4. Легко понять, что подобное учение могло зародиться только в среде «рабов по призванию», которые были не в силах восстать против своих господ и в отместку придумали им кару после смерти, а себе — рай, который и прямо кажется раем для древнего раба, целые дни проводящего в физическом труде, но который нелеп для человека мыслящего и свободного. Базисом для христианской доктрины послужили религиозные системы, созданные рабовладельцами ещё шумерских времён для своих«говорящих вещей» (сами рабовладельцы придерживались другой веры, в которой было более от магии, нежели от бесплодных размышлений), а также — азиатские мистерии, в которых путём самоистязаний участники надеялись установить контакт с Богами. Например, подвиг оргиастов, самооскоплявших себя во имя Изиды и Кибелы, позднее повторили многие христианские подвижники, до сих пор почитаемые всеми церквями. Кредо христианина выразил Тертуллиан: «Верую, ибо нелепо» —лучше не скажешь, причем нелепо — именно с точки зрения Природы и всех порядков Мироздания, господствующих и «на том свете», в чём легко могли бы убедиться все доморощенные «мистики», будь в них хоть что-то от исследователя и практика. Об этом совершенно не думал вышеупомянутый Дугин, предпочетший в своих «Путях Абсолюта» вещать о распятии Христа на «кочерыжке» как о символе чего-то запредельного. Впрочем, отличительным признаком подобного Традиционализма со времён Генона, нашедшего свой «традиционалистический» идеал в Исламе, является любовь к ахинеям, в которых нужно прозревать «высший смысл».
5. Нельзя, разумеется, забывать о том, что «миролюбивое» христианство развязало чудовищную войну против язычников Европы, а также — обо всех прочих войнах, благословлённых им.
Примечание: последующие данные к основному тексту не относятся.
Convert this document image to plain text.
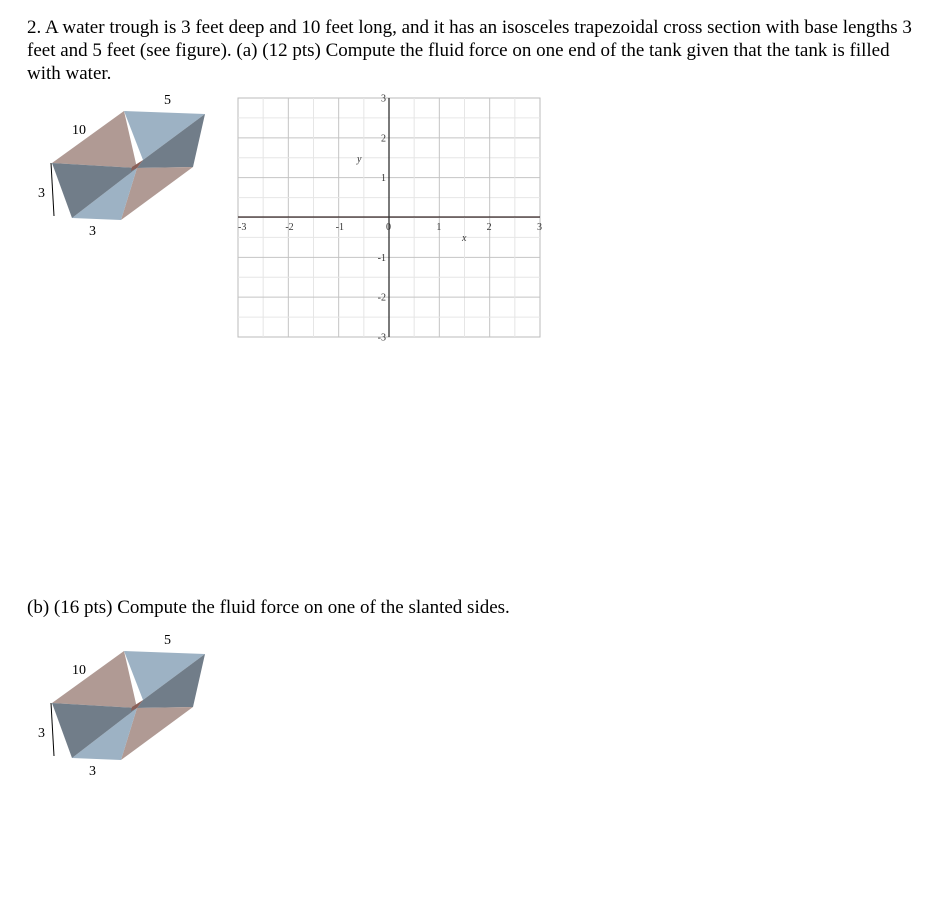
2. A water trough is 3 feet deep and 10 feet long, and it has an isosceles trapezoidal cross section with base lengths 3 feet and 5 feet (see figure). (a) (12 pts) Compute the fluid force on one end of the tank given that the tank is filled with water.
5
10
3
3	-3	-2	-1	0	1	2	3
3
2
1
-1
-2
-3
x
y
5
10
3
3
(b) (16 pts) Compute the fluid force on one of the slanted sides.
Но значит ли это, что имя Христа должно стать для нас, русских, как хотят этого «православные» фундаменталисты, символом борьбы за национальную независимость? Отнюдь. Нужно различать саму борьбу, её цели и её результаты. Разгромивший под стягами Спаса бесчисленное множество врагов, русский народ прозябал в то же время в жесточайшем рабстве у татарских и немецких помещиков «православной» России, а рыцари-крестоносцы доблестно гибли за тридевять земель от Родины за «гроб Господень», освобождение которого из рук«неверных» не имело никакого практического значения ни для рыцарей, ни для их народов. Я не думаю, что это придаёт какое-то очарование периоду безраздельного господства христианства в Европе.
6. Миф Вотана, т.е. архетип Вотана — прямо противоположен. Не «смирение», не«мученичество» в христианском смысле обозначает его подвиг, но присутствующую во всех индоевропейских религиях идею: великая цель требует великих усилий. Вотан пронзает себя копьём и висит на стволе Мирового Древа девять дней и ночей. В отличие от воспринимаемого верующими как факт распятия Христа под аплодисменты жаждущих «спасения», поступок Вотана следует воспринимать в первую очередь не как само явление «мученичества», а как соединение персонажа с символом всего сущего — ясенем Иггдрасилем. Не «мученичество» Вотана, а это соединение было необходимым для обретения Мудрости, ну а если для этого нужно пройти через боль и страдания — такова реальность. Собственно, целью довольно трудных и связанных с риском обрядов инициации (посвящения) была проверка молодёжи племени — будущих воинов — в их готовности преодолевать препятствия, но уж никак не «добровольное страдание». Ту же идею символизирует миф о том, как Вотан отдал один глаз великану Мимиру за глоток из колодца Мудрости. Кстати, никому из древних язычников, в отличие от самоистязателей-отшельников в христианстве, не приходило в голову прибить себя копьём к дереву или выколоть себе глаз и стать таким же мудрым, как Вотан, что ещё раз говорит о противоположности Нордического мифа (иносказательного обозначения какого-то явления) и якобы исторического факта распятия Христа («Христос терпел и нам велел...»).
7. Язычество древней Европы породило совсем иной тип человека и тип воина, чем христианский «ратник Христов». Пример Вотана говорил свею или тевтону о том, что ради величественной цели приходится жертвовать собою, например — рисковать жизнью в неравном бою. Замечу, что бой в глазах язычника и есть ритуал, жертвоприношение Богам войны, к которым относится и Вотан, причём быть раненым или погибнуть в бою никакой воин не стремится (сравните со стремлением христианских святых к саморазрушению, к фактической смерти при жизни). И даже будучи раненым, воин возвращается домой с победой, подобно тому, как Вотан возвращается к Богам и Богиням Асгарда, обладая рунами. Если тот же викинг погибал на поле брани, то считалось, что он занял своё место в свите Вотана, которого скандинавы называли Одином, т.е. опять же обрел нечто величественное, однако не сами фактом страдания, а фактом участия в бою.